Ce Mardi 24 Octobre 2023, c’est la journée mondiale contre la polio. Cette maladie virale qui s’attaque au système nerveux central et détruit les cellules nerveuses qui font fonctionner les muscles, entraine la paralysie ou la mort.
On ne peut pas aujourd’hui parler de la lutte contre la poliomyélite sans évoquer le nom de Henrietta Lacks, un nom qui est resté dans les annales des recherches dans la lutte contre certaines maladies comme la polio, le Covid-19 et bien d’autres.

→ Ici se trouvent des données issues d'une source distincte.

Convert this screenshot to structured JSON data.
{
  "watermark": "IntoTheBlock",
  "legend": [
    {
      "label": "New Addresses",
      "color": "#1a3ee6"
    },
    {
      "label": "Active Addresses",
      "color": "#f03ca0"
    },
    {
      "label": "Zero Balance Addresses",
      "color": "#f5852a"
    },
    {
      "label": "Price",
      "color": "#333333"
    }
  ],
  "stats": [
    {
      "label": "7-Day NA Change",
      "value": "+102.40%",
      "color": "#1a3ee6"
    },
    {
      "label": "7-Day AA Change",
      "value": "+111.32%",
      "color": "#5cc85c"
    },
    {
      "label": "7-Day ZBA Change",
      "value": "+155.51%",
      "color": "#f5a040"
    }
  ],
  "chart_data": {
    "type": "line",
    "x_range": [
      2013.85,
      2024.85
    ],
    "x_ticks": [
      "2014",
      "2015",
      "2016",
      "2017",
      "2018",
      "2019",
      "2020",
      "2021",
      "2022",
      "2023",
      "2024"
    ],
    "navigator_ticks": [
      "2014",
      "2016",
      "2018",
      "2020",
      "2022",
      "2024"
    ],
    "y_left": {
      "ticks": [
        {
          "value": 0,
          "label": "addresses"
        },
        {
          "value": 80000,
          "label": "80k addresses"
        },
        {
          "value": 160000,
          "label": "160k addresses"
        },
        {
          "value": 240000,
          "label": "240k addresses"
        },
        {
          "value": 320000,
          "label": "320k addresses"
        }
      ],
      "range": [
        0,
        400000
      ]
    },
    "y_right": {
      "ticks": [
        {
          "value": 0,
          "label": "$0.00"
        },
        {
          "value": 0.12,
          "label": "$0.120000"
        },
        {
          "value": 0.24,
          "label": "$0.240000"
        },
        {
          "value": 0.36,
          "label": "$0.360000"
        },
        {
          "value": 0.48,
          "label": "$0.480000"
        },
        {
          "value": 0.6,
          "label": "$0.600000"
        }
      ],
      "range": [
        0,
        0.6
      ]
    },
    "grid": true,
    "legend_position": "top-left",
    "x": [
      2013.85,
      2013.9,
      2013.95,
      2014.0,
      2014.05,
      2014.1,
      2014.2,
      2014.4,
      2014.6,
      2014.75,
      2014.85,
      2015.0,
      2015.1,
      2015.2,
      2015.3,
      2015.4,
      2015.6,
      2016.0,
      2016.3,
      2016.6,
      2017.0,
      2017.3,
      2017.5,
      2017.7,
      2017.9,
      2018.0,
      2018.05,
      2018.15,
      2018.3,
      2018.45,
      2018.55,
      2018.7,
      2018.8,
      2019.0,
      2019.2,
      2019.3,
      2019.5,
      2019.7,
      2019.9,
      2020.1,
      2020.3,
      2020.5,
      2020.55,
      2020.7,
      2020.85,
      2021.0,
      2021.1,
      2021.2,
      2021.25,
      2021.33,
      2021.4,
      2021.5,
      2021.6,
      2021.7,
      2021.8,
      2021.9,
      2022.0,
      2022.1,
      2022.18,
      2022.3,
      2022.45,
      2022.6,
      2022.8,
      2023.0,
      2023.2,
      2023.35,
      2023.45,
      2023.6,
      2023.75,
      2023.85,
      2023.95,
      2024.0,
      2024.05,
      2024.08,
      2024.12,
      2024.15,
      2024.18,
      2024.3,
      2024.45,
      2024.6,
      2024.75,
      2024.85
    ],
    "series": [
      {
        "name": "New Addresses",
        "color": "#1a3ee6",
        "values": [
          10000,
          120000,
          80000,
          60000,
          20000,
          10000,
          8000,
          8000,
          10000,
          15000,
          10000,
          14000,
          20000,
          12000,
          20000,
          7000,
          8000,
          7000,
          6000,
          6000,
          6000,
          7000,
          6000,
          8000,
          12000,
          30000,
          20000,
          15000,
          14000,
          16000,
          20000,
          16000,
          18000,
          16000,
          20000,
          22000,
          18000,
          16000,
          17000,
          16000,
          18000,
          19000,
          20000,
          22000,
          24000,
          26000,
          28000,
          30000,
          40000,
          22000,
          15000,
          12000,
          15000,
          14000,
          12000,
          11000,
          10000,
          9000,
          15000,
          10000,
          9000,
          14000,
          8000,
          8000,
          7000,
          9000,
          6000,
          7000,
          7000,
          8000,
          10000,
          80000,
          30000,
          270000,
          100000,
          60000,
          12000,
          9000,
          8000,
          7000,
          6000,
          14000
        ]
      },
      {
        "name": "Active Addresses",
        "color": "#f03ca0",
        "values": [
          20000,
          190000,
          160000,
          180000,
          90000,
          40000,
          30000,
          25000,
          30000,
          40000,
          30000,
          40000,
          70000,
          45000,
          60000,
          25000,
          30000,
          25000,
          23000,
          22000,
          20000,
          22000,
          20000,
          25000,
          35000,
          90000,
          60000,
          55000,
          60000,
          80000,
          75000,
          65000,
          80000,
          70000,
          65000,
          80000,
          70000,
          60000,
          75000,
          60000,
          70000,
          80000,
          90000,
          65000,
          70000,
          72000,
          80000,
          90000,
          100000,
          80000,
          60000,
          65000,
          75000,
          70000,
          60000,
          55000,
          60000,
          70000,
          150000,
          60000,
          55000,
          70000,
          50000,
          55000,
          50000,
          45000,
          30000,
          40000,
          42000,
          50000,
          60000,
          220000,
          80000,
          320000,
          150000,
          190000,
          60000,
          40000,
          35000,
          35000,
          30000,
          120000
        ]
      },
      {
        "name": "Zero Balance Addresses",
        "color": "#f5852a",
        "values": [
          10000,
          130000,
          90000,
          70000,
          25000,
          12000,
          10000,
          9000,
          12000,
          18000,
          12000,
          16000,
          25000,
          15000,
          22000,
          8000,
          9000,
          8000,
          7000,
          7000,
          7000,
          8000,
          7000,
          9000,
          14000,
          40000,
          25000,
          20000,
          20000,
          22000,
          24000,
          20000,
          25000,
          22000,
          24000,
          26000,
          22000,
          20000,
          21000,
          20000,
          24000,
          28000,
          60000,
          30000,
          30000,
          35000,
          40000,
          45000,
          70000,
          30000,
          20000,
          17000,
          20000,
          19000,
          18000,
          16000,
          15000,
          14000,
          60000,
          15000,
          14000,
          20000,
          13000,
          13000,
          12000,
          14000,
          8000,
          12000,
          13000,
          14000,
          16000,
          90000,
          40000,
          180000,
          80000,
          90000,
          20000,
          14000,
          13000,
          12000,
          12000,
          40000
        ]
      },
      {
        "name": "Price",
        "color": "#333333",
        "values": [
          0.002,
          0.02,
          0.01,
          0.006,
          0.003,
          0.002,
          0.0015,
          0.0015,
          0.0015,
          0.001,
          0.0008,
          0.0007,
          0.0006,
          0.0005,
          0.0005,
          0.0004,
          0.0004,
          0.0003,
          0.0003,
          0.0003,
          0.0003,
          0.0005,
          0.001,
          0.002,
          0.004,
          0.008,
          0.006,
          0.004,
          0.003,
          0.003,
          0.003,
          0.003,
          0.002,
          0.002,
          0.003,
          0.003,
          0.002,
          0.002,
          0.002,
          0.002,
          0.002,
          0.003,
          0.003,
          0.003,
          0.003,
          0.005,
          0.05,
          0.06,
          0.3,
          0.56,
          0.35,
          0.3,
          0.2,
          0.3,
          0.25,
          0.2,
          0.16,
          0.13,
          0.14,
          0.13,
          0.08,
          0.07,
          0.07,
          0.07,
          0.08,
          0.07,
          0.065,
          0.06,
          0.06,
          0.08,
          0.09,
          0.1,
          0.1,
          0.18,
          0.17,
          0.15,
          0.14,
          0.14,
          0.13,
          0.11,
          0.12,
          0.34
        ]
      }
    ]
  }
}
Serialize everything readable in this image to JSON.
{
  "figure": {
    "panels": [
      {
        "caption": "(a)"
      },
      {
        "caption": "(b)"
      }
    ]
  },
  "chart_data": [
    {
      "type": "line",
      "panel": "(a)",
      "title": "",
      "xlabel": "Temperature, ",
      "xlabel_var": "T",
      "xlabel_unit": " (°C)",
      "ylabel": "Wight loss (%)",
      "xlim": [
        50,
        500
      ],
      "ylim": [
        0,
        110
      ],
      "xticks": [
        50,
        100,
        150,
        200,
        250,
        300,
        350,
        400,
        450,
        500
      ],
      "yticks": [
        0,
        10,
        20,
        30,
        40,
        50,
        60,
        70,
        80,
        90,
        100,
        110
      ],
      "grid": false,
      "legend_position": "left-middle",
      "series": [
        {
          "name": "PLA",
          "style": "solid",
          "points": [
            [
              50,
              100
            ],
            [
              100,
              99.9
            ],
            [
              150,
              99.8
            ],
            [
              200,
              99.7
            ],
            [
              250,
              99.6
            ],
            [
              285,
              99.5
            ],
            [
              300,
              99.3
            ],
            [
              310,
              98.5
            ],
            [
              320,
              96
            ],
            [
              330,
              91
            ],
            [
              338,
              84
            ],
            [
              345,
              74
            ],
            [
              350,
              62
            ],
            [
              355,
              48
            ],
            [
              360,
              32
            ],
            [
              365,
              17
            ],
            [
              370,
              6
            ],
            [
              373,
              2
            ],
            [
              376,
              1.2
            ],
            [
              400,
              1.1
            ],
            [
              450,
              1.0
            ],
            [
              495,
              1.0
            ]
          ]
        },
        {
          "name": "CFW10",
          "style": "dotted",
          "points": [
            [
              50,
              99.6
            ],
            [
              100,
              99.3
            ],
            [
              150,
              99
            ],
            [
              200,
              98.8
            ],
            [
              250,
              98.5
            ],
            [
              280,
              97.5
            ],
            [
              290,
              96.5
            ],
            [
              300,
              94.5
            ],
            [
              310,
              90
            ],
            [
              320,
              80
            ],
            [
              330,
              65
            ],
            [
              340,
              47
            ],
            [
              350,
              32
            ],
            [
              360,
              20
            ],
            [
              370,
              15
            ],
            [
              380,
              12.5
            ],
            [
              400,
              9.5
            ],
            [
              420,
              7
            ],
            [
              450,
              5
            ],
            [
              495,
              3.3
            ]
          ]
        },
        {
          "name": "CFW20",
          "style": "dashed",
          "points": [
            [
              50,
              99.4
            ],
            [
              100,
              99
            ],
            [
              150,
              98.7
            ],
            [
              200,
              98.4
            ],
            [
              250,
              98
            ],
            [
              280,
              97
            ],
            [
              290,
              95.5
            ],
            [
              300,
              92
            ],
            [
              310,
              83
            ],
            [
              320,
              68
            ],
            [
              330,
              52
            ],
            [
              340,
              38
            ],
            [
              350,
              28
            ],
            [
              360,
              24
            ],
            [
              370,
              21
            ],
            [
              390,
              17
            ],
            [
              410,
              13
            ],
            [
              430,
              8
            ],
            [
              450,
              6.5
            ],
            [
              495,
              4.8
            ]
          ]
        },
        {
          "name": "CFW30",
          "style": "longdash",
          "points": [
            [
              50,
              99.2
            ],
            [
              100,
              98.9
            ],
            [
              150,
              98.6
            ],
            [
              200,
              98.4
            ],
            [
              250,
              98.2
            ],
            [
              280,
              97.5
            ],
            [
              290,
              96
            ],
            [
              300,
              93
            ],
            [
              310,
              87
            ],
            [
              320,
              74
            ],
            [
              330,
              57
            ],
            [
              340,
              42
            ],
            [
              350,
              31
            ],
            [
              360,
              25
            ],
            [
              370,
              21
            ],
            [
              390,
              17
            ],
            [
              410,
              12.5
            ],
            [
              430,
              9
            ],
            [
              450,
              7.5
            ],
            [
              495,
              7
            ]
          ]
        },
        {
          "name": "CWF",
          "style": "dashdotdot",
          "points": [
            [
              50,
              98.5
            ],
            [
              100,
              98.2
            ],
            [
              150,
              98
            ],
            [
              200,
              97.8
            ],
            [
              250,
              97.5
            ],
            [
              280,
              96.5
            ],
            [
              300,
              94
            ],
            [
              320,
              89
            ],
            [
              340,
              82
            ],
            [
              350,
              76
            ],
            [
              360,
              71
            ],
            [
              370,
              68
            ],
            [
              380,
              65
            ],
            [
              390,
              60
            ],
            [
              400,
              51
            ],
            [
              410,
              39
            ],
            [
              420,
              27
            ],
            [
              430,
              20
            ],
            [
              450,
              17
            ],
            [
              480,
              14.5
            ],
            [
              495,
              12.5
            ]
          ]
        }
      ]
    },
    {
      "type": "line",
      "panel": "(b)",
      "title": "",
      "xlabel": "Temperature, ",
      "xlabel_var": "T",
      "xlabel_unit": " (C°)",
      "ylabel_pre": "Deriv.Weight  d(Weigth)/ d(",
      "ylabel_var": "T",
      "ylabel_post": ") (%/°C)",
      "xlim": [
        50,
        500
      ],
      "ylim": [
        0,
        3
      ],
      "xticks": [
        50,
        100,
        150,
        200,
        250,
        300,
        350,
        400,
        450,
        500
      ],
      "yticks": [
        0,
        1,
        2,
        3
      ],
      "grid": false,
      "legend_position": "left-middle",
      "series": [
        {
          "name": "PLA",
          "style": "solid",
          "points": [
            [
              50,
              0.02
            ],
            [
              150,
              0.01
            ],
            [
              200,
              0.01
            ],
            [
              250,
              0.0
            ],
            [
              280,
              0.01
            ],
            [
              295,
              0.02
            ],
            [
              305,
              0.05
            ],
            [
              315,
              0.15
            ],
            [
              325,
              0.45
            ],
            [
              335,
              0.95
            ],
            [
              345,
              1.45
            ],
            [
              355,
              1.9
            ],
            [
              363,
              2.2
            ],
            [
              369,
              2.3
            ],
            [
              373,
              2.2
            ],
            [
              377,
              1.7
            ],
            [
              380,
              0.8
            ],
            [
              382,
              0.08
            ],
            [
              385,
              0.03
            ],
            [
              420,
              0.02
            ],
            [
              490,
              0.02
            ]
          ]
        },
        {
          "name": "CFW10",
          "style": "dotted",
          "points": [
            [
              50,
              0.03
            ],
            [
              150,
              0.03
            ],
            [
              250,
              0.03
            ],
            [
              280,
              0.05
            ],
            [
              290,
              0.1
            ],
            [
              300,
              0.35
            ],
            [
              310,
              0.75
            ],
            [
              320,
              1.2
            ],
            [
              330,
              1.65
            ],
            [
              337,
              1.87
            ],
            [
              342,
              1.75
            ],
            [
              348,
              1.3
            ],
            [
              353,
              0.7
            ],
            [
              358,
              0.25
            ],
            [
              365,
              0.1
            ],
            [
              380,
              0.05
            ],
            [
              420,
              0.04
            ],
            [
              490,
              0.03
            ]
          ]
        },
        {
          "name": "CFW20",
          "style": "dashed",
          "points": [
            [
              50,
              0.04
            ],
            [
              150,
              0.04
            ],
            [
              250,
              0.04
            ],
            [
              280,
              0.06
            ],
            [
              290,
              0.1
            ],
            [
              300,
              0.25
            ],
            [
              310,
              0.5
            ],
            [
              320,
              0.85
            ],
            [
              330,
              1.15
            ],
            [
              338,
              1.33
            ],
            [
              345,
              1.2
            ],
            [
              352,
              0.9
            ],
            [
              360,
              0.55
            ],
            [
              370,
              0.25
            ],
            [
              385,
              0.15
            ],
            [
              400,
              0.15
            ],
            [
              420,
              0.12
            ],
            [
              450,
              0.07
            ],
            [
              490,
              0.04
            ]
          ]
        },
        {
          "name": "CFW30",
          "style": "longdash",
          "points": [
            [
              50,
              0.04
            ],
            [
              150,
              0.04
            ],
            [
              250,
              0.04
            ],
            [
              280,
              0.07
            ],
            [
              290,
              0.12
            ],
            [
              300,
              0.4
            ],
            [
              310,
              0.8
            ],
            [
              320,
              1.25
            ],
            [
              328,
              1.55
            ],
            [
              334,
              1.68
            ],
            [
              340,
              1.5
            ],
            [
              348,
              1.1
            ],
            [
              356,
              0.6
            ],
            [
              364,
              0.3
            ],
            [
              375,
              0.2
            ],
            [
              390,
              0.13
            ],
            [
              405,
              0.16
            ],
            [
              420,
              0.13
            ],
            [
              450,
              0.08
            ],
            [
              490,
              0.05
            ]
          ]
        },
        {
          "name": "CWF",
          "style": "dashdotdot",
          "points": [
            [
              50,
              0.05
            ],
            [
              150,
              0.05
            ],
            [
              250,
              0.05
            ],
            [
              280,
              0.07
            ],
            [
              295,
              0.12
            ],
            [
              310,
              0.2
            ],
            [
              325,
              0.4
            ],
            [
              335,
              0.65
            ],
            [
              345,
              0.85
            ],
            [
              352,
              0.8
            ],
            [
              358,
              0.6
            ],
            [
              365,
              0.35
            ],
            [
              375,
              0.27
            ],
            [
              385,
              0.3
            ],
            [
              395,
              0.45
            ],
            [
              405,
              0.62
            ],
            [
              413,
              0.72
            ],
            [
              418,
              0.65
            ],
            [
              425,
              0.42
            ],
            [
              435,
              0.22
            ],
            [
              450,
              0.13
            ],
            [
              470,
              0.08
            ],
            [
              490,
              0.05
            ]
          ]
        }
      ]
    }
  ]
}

Henrietta Lacks est une Afro-américaine née le 1er Octobre 1920 à Roanoke, dans l’Etat de Virginie aux USA. Elle est morte 4 octobre 1951, à Baltimore, à Maryland de suite des complications du cancer du col de l’utérus, à 31 ans. Ses cellules se sont avérées immortelles ce qui jusques à présent fascine les scientifiques.
D’après la BBC, alors que d’autres échantillons des cellules mouraient rapidement malgré les efforts des scientifiques, les cellules d’Henrietta non seulement survivaient, mais se multiplient à un rythme rapide, ce qui leur a valu les qualificatif d’‘’immortelles’’
Malgré le fait que les cellules du cancer qui l’a tuée ont été dévastatrices pour elle, le nombre croissant de ces cellules ont aidé à « révolutionner les recherches scientifiques sur quelques maladies dont le cancer du col de l’utérus, la tuberculose, le virus Ebola et le VIH, et de jeter les bases des vaccins contre la polio, le virus du papillome humain (VPH) et le Covid » révèle la BBC.

Les cellules de Henrietta Lacks, qui sont surnommées HeLa ont contribué à sauver plusieurs centaines des millions de vie à travers le monde et ont fait gagner des milliards de dollars américains aux firmes pharmaceutiques qui les utilisent pour tester leurs produits.
En dépit des bénéfices que ces firmes enregistrent, la famille de la disparue Henrietta Lacks n’ont jamais bénéficié d’un centime de ces bénéfices.
Dans son livre intitulé « The Immortal life of Henrietta Lacks » bien entendu « La vie immortelle de Henrietta Lacks » paru en 2010, Rebecca Skloot, une écrivaine scientifique américaine décrit Henrietta Lacks comme une personne à un « grand impact » sur l’humanité et montre l’héritage de ses cellules sur la science médicale.
Elle décrit également dans ce livre la lignée cellulaire HeLa, prélevée sur la tumeur d’Henrietta alors qu’elle était encore en vie, cultivée en laboratoire et découverte immortelle. Les cellules de Henrietta Lacks étaient prélevées sur elle sans qu’elle en soit informée personnellement, moins encore sa famille.
Cette situation avait énervé certains membres de sa famille qui en furent informés en 1970, environ 20 ans après la mort de cette ancienne travailleuse dans un champ de tabac.